Plantes et coléoptères sensibles toujours plus menacés

Près de la moitié des coléoptères lignicoles indigènes et un tiers des plantes à fleurs, fougères ...
Plantes et coléoptères sensibles toujours plus menacés

Plantes et coléoptères sensibles toujours plus menacés

Photo: Keystone

Près de la moitié des coléoptères lignicoles indigènes et un tiers des plantes à fleurs, fougères, lycopodes et prêles sont menacés, a indiqué mardi l'Office fédéral de l'environnement (OFEV). Depuis la dernière évaluation en 2002, la situation s’est détériorée.

La nouvelle Liste rouge 2016 des coléoptères lignicoles de l'OFEV témoigne de résultats jugés alarmants: environ 46% des 256 espèces étudiées sont en danger – elles pourraient donc disparaître – et 18% sont potentiellement menacées. Comparé à la moyenne des espèces menacées de tous les animaux et plantes étudiés à ce jour (36%), la situation est des plus critiques, écrit l'office.

La Liste rouge des plantes vasculaires, révisée en parallèle, brosse elle aussi un tableau inquiétant: 28% des 2613 espèces indigènes de ces plantes comprenant les plantes à fleurs, les fougères, les lycopodes et les prêles sont en danger, et 16% potentiellement menacées.

Par rapport à 2002, la détérioration a été quelque peu freinée pour un tiers des espèces menacées, mais plus de 200 espèces de plantes ont vu leur état empirer. Cinquante-cinq ont déjà disparu de Suisse ou n'ont plus été retrouvées depuis plusieurs décennies.

Causes multiples

Les causes sont multiples: souvent leurs aires de répartition sont en forte diminution, ou la taille des populations est de plus en plus restreinte, ou leur présence est fortement morcelée ou confinée à de toutes petites régions de Suisse, a relevé pour sa part Info Flora.
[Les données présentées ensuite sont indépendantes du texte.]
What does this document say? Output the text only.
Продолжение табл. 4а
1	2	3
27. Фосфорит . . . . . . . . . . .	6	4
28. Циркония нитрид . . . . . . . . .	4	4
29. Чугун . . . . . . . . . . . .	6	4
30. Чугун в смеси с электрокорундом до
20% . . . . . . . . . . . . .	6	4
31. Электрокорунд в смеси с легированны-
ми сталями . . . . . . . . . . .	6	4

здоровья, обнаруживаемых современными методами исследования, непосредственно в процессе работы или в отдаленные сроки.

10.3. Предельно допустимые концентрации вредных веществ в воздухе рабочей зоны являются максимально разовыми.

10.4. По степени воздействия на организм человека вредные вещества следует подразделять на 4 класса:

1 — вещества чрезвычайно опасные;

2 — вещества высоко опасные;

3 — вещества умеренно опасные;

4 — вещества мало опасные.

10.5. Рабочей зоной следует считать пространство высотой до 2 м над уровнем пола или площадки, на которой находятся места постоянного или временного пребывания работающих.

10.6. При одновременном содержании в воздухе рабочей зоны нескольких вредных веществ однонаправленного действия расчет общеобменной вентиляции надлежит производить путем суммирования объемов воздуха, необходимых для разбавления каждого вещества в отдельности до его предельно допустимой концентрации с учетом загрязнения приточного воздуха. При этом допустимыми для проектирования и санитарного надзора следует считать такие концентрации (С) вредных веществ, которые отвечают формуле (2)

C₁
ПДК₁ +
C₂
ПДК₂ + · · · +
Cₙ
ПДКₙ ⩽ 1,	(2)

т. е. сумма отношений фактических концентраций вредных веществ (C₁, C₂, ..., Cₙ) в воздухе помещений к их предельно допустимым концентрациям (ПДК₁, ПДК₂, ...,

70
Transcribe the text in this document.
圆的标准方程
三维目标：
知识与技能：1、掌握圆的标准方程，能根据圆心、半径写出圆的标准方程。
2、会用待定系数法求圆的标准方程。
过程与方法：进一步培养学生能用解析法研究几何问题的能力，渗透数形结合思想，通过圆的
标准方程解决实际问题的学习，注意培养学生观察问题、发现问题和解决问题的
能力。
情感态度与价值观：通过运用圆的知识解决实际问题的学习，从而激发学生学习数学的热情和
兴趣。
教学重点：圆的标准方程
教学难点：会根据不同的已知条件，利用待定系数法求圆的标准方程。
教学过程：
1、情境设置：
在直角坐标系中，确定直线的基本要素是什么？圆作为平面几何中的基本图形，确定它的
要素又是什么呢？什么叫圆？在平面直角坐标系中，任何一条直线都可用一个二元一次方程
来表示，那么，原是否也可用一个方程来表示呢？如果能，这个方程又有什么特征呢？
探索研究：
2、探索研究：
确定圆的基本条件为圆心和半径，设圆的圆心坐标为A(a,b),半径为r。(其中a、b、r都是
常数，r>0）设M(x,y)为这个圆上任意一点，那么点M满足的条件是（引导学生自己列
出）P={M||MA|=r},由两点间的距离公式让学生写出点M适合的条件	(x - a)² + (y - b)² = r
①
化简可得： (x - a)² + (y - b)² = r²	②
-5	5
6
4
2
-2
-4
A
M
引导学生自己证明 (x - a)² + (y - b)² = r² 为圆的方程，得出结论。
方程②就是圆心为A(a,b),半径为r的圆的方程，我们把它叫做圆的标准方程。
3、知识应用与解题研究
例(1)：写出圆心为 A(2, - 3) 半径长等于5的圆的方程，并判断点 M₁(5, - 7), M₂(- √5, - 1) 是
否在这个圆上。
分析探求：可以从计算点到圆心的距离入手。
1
Parmi les rares gagnants, on trouve surtout des espèces pionnières, capables de s'adapter à de nouvelles conditions situationnelles, et tout particulièrement des espèces de climats plus chauds qui profitent du réchauffement.

Habitats de qualité

Chaque espèce a besoin d'habitats adaptés, mais ceux-ci disparaissent ou leur qualité est altérée en raison des activités humaines. C'est le cas des quatre familles de coléoptères étudiées, les buprestes, les longicornes, les cétoines et les lucanes, qui privilégient des habitats devenus rares en Suisse: forêts alluviales, peuplements riches en bois mort ou âgé, forêts claires, lisières et haies buissonneuses.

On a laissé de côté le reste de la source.